The UK government’s Budget has revealed a shift in its North Sea oil and gas licensing policy, permitting some oil and gas production on or near existing fields and infrastructure.
This decision on North Sea oil and gas licensing comes as the government maintains its windfall tax regime on the sector, disappointing producers hoping for early relief.
The Department for Energy Security and Net Zero (DESNZ) stated on Wednesday that new oil and gas licences can now be issued if they do not require new exploration and are connected to current fields or infrastructure.
This policy change marks a partial easing of the previous stance, especially in light of the Labour government’s campaign pledge to halt new oil and gas licensing in pursuit of net zero targets.
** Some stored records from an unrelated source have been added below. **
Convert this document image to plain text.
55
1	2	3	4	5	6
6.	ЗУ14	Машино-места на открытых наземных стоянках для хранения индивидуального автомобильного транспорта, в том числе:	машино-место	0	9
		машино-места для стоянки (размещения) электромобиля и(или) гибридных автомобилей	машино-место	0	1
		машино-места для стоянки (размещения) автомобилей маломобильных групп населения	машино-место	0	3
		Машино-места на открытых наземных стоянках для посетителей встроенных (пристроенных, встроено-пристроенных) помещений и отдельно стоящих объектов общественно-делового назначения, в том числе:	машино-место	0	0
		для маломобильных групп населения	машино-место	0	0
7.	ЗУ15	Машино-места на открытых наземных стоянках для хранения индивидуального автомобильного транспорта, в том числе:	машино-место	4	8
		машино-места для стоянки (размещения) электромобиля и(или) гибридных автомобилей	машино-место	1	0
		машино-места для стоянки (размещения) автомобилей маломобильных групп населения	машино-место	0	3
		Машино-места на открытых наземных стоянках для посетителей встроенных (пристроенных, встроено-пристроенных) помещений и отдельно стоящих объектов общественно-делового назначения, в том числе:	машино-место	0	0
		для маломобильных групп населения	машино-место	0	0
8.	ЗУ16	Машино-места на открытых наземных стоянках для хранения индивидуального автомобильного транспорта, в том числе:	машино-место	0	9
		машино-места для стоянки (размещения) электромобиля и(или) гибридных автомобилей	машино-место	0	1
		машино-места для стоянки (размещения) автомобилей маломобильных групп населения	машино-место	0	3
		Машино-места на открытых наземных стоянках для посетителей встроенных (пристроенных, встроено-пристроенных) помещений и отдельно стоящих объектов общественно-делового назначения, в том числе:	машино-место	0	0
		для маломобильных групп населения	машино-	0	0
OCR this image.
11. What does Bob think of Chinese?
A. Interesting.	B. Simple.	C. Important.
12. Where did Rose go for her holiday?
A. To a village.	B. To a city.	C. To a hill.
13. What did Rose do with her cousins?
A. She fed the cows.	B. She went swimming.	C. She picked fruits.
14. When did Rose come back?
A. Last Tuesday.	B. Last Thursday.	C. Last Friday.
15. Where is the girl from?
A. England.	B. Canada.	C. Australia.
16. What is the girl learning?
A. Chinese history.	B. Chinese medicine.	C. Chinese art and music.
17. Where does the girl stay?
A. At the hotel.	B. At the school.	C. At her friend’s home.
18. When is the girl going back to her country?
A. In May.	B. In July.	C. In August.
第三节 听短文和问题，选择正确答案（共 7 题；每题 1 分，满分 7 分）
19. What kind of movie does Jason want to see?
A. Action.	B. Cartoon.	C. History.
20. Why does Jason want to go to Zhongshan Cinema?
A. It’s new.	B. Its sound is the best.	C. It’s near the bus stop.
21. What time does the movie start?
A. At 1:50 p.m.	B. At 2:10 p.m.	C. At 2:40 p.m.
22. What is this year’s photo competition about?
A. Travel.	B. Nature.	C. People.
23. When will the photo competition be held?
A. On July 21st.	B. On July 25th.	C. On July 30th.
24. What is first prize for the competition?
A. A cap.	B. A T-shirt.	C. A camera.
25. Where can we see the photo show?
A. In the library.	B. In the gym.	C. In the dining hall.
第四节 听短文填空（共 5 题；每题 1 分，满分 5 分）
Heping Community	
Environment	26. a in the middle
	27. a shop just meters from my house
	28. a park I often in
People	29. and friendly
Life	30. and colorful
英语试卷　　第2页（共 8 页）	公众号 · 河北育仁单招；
Despite this adjustment, the government confirmed in its latest budget that there will be no changes to the existing tax framework for oil and gas producers. The current regime includes a 38% windfall levy when prices exceed government-set thresholds, resulting in a total tax burden of up to 78% for operators in such circumstances. This Energy Profits Levy (EPL) is scheduled to expire in March 2030.
Under the government’s new North Sea Future Plan, Transitional Energy Certificates will be introduced to enable companies to continue to drill for oil and gas at existing fields. The plan emphasises that this drilling should not involve new exploration.
Additionally, the government has committed £20m to establish a North Sea Jobs Service to support workers and local communities.